A Little Heavy-Handed Moralizing

In Peter Suderman's interesting review of the new zombie flick Fido, he highlights what I consider to be a unfortunate trend in Hollywood. "Director Andrew Curry," Suderman writes, "weights his film down with metaphorical dead weight, so that it lurches from half-dead idea to half-dead idea with all the grace and wit of its big, dumb zombie characters — which is to say very little. And what it tries to say isn’t even worth getting out of your grave for: Diversity is good! Capitalism is bad! Suburbia breeds stifling conformity! Did somebody eat this movie’s brain?"

Anyone who levels the criticism of amorality at the entertainment industry simply hasn't watched much media in the past few years; the sheer number of celebs who are jockeying for moral superiority is staggering and certainly not confined to the usual suspects of Clooney, Spielberg, and Jolie. The metaphor seems to be their preferred vehicle in the race for humanitarian/activist of the year, being the most facile way to create devastating satire without the cumbersome prerequisite of clear thinking. I wouldn't mind it at all if the story remained afloat after all the moralizing; the director's diligent efforts to help the audience in drawing a clear conclusion often scuttles the story... if there's a story to begin with. Al Gore's filmed lecture An Inconvenient Truth is hopefully the beginning of the end of that genre.

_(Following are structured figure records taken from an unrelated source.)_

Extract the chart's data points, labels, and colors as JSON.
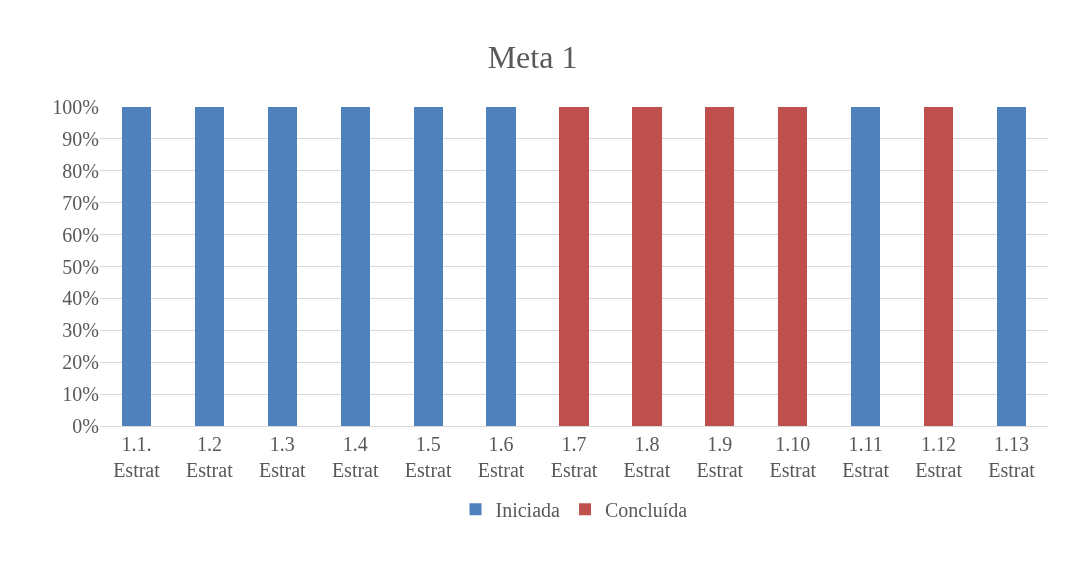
{
  "chart_data": {
    "type": "bar",
    "title": "Meta 1",
    "stacked": true,
    "categories": [
      "1.1.\nEstrat",
      "1.2\nEstrat",
      "1.3\nEstrat",
      "1.4\nEstrat",
      "1.5\nEstrat",
      "1.6\nEstrat",
      "1.7\nEstrat",
      "1.8\nEstrat",
      "1.9\nEstrat",
      "1.10\nEstrat",
      "1.11\nEstrat",
      "1.12\nEstrat",
      "1.13\nEstrat"
    ],
    "series": [
      {
        "name": "Iniciada",
        "color": "#4f81bd",
        "values": [
          100,
          100,
          100,
          100,
          100,
          100,
          null,
          null,
          null,
          null,
          100,
          null,
          100
        ]
      },
      {
        "name": "Concluída",
        "color": "#c0504d",
        "values": [
          null,
          null,
          null,
          null,
          null,
          null,
          100,
          100,
          100,
          100,
          null,
          100,
          null
        ]
      }
    ],
    "ylim": [
      0,
      100
    ],
    "yticks": [
      {
        "value": 0,
        "label": "0%"
      },
      {
        "value": 10,
        "label": "10%"
      },
      {
        "value": 20,
        "label": "20%"
      },
      {
        "value": 30,
        "label": "30%"
      },
      {
        "value": 40,
        "label": "40%"
      },
      {
        "value": 50,
        "label": "50%"
      },
      {
        "value": 60,
        "label": "60%"
      },
      {
        "value": 70,
        "label": "70%"
      },
      {
        "value": 80,
        "label": "80%"
      },
      {
        "value": 90,
        "label": "90%"
      },
      {
        "value": 100,
        "label": "100%"
      }
    ],
    "grid": "y",
    "legend": "bottom"
  }
}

Nowhere is the penchant for brainless metaphor more pronounced than in comedy. I know I'm not the only Simpson's fan who has bemoaned the loss of intelligent satire. The last few seasons have resembled modern morality plays with its conclusions as obvious and humorless as its medieval predecessors. I'd rather watch Seinfeld, a self-proclaimed show about nothing, than be beat over the head with transparent and fashionable moral conclusions. At least this trend hasn't reached epidemic status-- sitcoms like The Office and Arrested Development still provide welcome relief.

1 comment:

Del Torkelson said...

I agree. Not so long ago, when The Simpsons confronted (shudder) issues of the day, it generally did so with at least a touch of good-faith evenhandedness.

No more. When today's Simpsons gets topical, it generally implies there is only one position a halfway intelligent and well-intentioned person can possibly take.